I've been hand-walking Limerick in the indoor arena every evening since her colic. She and I are very similar (she is truly my equine sister) and we have quickly become bored of the indoor arena. Winter Storm Saturn blew through Chicagoland yesterday, bringing with it 30mph winds, 9 inches of snow and an opportunity for change. Rather than shying away from the storm, I embraced it and decided to hand-walk Limerick in the outdoor arena, in the middle of the storm!
Thankful for a brief drive to the barn, I arrived to a quiet barn devoid of any other boarders. I parked by the outdoor arena and checked the gate—could I open it? With a little muscle, I was able to heave it open enough for Limerick to slip through. The arena itself was covered with around 10 inches of smooth white snow—about 7 inches of new snow sitting atop 3 inches of old, crusty snow.
Getting the barn door open was a tougher challenge but I managed. Limerick said hello to me and I gave her a piece of carrot before slipping the halter over her head. “We’re going outside today for our walk!” I told her. I knew there was a chance she would be silly or spooky out there but somehow I doubted it. We were both bored to tears with the indoor arena—the outdoor arena would be a welcome change.

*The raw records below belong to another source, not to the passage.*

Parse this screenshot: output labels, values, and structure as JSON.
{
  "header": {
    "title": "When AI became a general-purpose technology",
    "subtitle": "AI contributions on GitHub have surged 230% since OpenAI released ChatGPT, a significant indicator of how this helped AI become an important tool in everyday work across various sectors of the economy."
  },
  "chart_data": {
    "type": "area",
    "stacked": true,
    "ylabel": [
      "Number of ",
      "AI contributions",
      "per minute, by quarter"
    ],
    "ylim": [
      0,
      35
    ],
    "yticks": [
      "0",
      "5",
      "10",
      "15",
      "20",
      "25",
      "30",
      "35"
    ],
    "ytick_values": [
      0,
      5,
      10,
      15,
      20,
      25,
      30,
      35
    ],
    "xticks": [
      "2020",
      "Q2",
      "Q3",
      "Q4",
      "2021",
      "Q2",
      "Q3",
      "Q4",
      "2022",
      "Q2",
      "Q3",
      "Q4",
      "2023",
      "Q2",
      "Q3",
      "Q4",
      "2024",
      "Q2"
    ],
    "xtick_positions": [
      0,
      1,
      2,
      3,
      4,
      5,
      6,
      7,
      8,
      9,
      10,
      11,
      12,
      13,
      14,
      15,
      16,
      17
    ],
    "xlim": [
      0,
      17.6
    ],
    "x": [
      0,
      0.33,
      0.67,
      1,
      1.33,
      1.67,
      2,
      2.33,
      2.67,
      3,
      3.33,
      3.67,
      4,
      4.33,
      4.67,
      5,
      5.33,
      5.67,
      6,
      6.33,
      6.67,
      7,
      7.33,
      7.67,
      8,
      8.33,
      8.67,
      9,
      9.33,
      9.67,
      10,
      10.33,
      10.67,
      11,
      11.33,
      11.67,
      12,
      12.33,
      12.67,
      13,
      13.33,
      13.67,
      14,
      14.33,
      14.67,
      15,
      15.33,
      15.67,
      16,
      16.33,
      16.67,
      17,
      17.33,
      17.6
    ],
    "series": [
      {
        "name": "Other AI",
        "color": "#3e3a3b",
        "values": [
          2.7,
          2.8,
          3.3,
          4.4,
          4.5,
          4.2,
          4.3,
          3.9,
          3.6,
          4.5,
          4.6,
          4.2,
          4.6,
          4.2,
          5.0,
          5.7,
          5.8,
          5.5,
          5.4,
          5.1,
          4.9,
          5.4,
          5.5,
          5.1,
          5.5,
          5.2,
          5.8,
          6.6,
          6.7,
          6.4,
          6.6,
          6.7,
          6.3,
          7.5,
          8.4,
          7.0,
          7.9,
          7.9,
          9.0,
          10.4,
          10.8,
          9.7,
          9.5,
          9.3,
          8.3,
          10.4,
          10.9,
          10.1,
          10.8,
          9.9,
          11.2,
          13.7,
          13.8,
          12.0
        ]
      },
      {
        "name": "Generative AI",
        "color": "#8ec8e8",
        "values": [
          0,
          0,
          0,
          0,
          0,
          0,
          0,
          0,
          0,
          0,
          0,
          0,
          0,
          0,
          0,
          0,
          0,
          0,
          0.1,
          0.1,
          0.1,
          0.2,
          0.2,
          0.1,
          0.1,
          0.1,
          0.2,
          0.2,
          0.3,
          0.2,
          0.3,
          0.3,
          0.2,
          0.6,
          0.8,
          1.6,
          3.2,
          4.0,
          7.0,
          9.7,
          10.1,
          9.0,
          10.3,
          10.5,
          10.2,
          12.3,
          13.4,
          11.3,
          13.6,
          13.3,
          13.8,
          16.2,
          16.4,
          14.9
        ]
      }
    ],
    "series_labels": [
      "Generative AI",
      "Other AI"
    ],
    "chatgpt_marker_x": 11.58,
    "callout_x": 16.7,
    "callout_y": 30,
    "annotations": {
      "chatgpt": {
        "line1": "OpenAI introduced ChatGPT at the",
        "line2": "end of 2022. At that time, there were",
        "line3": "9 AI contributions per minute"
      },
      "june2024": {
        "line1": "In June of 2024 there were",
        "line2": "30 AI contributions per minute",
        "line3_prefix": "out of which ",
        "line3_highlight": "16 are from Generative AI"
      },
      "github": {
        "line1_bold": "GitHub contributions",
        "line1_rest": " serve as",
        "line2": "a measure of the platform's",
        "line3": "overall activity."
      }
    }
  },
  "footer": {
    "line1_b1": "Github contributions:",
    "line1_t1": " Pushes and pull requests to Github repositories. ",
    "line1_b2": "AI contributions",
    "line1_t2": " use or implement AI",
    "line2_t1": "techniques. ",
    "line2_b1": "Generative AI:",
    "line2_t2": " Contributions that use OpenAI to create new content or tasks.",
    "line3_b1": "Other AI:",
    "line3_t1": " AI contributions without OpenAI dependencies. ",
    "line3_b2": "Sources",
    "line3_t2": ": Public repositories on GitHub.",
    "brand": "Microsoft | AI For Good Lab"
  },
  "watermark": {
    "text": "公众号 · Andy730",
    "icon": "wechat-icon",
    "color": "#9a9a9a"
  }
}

As her mane whipped in the wind and snow flew into our faces, Lim questioned me a bit on our walk to the outdoor arena—where are we going? There’s nothing out here but snow and wind—and I reminded her that we were going into the arena. We slipped inside the gate and I heaved it shut—or as shut as I could get it—and began walking Lim around. Stepping with her knees high, she surveyed the snowy landscape around us as we walked, looking here and there at points of interest—some visible to me but most not.
The snow blew into us and settled on her windswept mane and back. The cloudy, dark sky held ambient light, which was reflected by the white landscape—we could see very well. Limerick stopped to watch the horses eating the round bale in the pasture. She investigated a snow-covered mounting block with a snort and sniff, and nibbled at the snow atop a different mounting block. She looked to me for guidance and did not startle when I began running slowly alongside her, as it was difficult for me to walk in the snow. The lead line remained slack between us and I was deeply impressed and proud of the composure she carried.
After 20 minutes, my legs burned and I was beginning to get hot beneath my many layers. Reluctantly, I decided it was time to go inside.